The decree awarded wife custody of the children and ordered husband to pay $75 per month per child in support. The decree made no provision for spousal support. The decree ordered husband to pay $2,104.64 of the family debts and awarded each party an undivided one-half interest in the family house as tenants in common with the provision that wife be allowed to reside in the house as long as any minor child resides with her. The decree requires each party to pay one-half of any property taxes assessed against the house and requires wife to make all forthcoming mortgage payments.

Wife contends first that the child support ordered by the court is inadequate. In the absence of any particularized evidence as to the needs of the children *908or as to wife’s expenditures in supporting them since the parties separated, it is difficult to determine at what level child support should be set. However, in light of husband’s income, we believe support payments of $100 per month per child are more appropriate than those provided by the decree. While such a change in the court’s decree might appear minimal to those in an economic bracket higher than the parties here, a one-third change in the amount of child support is in fact substantial — particularly when what many would consider a de minimis amount of increase represents such a large percentage of the total amount available for support of the children.
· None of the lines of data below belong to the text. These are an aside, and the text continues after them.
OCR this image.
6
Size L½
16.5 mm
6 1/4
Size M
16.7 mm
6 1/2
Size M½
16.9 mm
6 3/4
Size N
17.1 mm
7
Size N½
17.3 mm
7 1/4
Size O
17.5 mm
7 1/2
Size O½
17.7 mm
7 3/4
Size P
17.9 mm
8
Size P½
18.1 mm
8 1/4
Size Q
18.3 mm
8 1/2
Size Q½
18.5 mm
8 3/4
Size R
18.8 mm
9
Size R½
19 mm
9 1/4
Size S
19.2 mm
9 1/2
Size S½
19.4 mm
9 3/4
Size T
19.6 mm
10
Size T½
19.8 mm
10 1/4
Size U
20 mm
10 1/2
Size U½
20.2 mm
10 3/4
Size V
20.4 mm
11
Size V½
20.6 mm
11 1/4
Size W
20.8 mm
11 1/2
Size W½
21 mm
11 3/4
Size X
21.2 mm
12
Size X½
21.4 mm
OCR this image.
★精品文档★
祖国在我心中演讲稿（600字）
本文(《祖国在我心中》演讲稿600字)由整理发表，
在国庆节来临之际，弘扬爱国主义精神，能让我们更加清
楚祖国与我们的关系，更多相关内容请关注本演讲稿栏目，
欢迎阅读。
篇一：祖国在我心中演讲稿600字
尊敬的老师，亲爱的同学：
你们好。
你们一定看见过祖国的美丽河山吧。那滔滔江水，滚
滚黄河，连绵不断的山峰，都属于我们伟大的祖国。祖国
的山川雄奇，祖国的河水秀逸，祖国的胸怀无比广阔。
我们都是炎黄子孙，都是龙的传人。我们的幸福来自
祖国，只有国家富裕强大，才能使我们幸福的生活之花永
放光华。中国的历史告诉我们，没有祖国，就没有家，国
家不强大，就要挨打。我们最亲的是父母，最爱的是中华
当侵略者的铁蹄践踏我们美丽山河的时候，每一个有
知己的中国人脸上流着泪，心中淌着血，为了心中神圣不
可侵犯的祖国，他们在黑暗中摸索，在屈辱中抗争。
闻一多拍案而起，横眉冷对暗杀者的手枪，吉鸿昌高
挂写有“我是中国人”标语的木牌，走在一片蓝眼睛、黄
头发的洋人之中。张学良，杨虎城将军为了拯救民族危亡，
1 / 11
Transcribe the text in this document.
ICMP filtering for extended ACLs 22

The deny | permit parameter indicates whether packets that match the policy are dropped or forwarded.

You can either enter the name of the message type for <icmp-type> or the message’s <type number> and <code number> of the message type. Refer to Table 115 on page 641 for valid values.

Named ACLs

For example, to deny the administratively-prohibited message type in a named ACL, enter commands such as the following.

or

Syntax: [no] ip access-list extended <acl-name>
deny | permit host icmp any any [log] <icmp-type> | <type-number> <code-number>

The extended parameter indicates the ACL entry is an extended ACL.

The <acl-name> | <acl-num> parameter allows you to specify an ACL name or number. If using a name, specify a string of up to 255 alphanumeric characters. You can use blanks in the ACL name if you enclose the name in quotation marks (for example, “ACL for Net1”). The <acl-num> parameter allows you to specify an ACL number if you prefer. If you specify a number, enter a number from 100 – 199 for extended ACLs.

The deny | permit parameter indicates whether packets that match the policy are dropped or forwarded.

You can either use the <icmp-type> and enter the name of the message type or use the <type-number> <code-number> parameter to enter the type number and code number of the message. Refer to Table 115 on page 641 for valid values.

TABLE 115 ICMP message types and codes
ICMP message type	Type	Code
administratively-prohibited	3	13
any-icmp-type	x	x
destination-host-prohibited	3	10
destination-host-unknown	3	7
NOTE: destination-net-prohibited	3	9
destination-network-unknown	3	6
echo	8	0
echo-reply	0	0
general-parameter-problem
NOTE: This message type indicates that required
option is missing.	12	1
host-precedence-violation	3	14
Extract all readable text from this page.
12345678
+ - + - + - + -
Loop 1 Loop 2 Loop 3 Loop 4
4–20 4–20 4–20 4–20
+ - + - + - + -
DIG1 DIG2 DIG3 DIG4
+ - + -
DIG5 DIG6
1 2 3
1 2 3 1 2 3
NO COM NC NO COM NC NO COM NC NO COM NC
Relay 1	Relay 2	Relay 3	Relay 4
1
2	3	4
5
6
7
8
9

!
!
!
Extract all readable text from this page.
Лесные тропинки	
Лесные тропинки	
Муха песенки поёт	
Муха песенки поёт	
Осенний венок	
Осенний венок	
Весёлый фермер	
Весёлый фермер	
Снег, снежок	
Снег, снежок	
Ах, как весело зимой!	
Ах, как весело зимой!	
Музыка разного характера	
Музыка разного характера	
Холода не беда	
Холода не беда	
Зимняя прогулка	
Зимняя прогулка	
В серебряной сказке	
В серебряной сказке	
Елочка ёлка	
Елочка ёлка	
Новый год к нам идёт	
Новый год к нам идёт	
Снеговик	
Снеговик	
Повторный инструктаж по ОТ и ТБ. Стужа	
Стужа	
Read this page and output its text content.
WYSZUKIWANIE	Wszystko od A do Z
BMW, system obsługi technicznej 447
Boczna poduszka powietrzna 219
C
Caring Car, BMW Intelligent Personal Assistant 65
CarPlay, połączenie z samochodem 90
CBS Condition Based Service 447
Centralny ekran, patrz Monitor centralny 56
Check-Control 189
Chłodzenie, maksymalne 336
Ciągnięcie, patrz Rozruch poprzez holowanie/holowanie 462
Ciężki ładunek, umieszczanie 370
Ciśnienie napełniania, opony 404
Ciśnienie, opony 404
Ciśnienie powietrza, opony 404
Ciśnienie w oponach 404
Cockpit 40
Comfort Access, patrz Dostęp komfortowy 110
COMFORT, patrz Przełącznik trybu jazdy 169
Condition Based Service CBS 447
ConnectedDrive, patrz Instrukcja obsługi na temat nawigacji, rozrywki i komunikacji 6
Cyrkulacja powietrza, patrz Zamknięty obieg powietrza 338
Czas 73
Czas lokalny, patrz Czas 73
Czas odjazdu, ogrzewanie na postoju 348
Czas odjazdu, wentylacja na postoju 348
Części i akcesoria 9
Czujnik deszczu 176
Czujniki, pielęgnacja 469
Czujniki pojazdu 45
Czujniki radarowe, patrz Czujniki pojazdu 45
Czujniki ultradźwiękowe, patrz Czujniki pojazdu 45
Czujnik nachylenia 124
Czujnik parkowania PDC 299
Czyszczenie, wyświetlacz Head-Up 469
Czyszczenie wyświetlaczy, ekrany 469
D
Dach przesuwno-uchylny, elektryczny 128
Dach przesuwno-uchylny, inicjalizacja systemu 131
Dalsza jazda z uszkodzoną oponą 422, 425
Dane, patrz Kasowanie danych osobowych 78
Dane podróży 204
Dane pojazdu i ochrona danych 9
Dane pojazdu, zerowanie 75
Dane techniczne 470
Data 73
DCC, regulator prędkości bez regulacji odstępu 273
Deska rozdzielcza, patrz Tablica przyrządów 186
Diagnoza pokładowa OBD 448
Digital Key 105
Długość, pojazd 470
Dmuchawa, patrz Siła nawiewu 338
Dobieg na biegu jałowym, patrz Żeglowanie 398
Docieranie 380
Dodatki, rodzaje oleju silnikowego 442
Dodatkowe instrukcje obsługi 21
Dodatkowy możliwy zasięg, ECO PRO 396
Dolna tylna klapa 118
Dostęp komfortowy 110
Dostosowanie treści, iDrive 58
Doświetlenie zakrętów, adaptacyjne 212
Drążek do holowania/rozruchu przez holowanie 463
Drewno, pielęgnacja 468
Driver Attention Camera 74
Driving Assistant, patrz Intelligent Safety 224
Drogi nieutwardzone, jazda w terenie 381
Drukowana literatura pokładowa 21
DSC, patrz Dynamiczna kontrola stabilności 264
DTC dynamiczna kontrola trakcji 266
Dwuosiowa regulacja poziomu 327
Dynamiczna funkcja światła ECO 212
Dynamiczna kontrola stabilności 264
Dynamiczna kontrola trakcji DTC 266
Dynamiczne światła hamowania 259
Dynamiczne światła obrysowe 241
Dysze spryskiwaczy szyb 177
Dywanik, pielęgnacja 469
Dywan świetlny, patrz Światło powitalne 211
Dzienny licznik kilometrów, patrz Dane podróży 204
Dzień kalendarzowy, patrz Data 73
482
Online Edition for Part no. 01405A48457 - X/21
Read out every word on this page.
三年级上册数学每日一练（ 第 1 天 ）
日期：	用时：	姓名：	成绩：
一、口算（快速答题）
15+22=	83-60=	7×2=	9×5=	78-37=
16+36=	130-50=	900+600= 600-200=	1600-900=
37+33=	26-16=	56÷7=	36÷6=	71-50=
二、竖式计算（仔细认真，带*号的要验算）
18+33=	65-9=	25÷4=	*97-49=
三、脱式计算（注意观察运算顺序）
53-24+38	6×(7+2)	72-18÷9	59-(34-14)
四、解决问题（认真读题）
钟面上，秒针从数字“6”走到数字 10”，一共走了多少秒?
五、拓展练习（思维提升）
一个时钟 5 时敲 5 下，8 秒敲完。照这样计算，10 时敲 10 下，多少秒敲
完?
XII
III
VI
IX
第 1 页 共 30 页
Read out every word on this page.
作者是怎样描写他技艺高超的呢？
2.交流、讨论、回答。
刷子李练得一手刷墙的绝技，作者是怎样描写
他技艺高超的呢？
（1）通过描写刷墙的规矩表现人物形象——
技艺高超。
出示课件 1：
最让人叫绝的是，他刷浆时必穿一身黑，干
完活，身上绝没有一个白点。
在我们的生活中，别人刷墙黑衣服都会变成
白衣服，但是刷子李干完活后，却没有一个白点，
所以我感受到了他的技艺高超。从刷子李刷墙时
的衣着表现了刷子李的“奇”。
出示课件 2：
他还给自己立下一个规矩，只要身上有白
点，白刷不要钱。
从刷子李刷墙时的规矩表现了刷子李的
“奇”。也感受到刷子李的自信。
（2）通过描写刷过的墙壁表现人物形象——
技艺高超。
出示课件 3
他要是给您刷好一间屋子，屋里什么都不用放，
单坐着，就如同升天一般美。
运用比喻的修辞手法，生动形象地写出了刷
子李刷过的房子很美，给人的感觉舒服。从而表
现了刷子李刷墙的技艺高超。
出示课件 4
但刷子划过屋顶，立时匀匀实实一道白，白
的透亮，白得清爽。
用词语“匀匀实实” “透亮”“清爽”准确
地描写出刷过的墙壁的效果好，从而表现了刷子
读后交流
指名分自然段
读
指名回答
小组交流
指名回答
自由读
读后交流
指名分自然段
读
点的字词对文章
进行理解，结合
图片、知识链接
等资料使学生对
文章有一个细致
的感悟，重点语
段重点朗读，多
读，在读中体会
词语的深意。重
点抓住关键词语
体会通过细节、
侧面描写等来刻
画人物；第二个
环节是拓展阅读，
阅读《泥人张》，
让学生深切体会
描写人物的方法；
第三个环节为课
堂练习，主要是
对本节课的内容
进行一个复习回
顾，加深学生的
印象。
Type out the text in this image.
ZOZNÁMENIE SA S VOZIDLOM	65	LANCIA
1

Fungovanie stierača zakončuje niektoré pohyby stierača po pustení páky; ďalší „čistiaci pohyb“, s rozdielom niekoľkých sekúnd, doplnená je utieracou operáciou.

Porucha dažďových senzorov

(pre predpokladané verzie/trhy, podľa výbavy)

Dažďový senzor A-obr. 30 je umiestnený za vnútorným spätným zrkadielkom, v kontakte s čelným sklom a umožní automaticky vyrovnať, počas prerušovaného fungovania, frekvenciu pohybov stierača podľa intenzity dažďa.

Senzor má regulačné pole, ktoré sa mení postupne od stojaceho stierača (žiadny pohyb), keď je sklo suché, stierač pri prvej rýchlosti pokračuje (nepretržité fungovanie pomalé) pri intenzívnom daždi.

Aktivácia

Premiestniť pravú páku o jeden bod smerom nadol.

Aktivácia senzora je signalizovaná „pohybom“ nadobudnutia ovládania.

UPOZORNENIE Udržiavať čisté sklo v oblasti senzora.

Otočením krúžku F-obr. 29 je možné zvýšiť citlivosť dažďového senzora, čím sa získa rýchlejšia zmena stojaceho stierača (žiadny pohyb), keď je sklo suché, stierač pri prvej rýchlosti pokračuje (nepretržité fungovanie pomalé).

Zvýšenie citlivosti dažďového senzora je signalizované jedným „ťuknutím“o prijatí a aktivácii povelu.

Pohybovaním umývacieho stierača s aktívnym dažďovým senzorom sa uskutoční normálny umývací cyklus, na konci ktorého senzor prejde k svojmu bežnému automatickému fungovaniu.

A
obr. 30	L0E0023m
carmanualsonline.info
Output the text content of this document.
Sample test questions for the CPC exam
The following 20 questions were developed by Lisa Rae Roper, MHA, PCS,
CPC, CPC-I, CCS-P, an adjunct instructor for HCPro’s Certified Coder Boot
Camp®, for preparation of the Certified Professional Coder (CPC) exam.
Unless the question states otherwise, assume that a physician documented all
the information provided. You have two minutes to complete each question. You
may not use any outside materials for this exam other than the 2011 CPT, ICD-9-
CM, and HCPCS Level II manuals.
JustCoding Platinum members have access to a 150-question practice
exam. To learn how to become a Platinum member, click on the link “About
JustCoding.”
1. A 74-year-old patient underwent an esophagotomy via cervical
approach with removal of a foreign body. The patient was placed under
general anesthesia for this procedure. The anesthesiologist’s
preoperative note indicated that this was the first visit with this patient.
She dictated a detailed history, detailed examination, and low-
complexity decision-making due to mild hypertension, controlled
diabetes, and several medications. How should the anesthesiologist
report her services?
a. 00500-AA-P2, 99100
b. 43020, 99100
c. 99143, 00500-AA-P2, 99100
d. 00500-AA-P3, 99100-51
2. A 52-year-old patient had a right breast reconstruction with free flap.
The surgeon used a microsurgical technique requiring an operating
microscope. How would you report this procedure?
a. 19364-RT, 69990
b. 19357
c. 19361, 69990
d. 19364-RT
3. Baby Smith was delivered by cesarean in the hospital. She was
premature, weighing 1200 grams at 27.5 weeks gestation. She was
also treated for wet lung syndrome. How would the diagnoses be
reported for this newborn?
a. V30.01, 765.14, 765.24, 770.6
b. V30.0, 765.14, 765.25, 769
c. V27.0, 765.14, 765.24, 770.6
Wife next contends that she should be awarded the family house. Considering the duration of the marriage, the disparity of the incomes of husband and wife and the possibility that the court’s decree might result in continued entanglement of the parties’ financial affairs, see Slauson and Slauson, 29 Or App 177, 562 P2d 604 (1977), we conclude that the house should be awarded wife free from any interest in husband.

Lastly, wife contends that she should be awarded spousal support. In light of the property division which essentially leaves wife with all of the family assets and husband with all of the family debts and in light of the fact that wife apparently will soon be employable, we conclude that an award of spousal support is not appropriate. Wirthlin and Wirthlin, 19 Or App 256, 527 P2d 147 (1974).

Affirmed as modified. No costs to either party.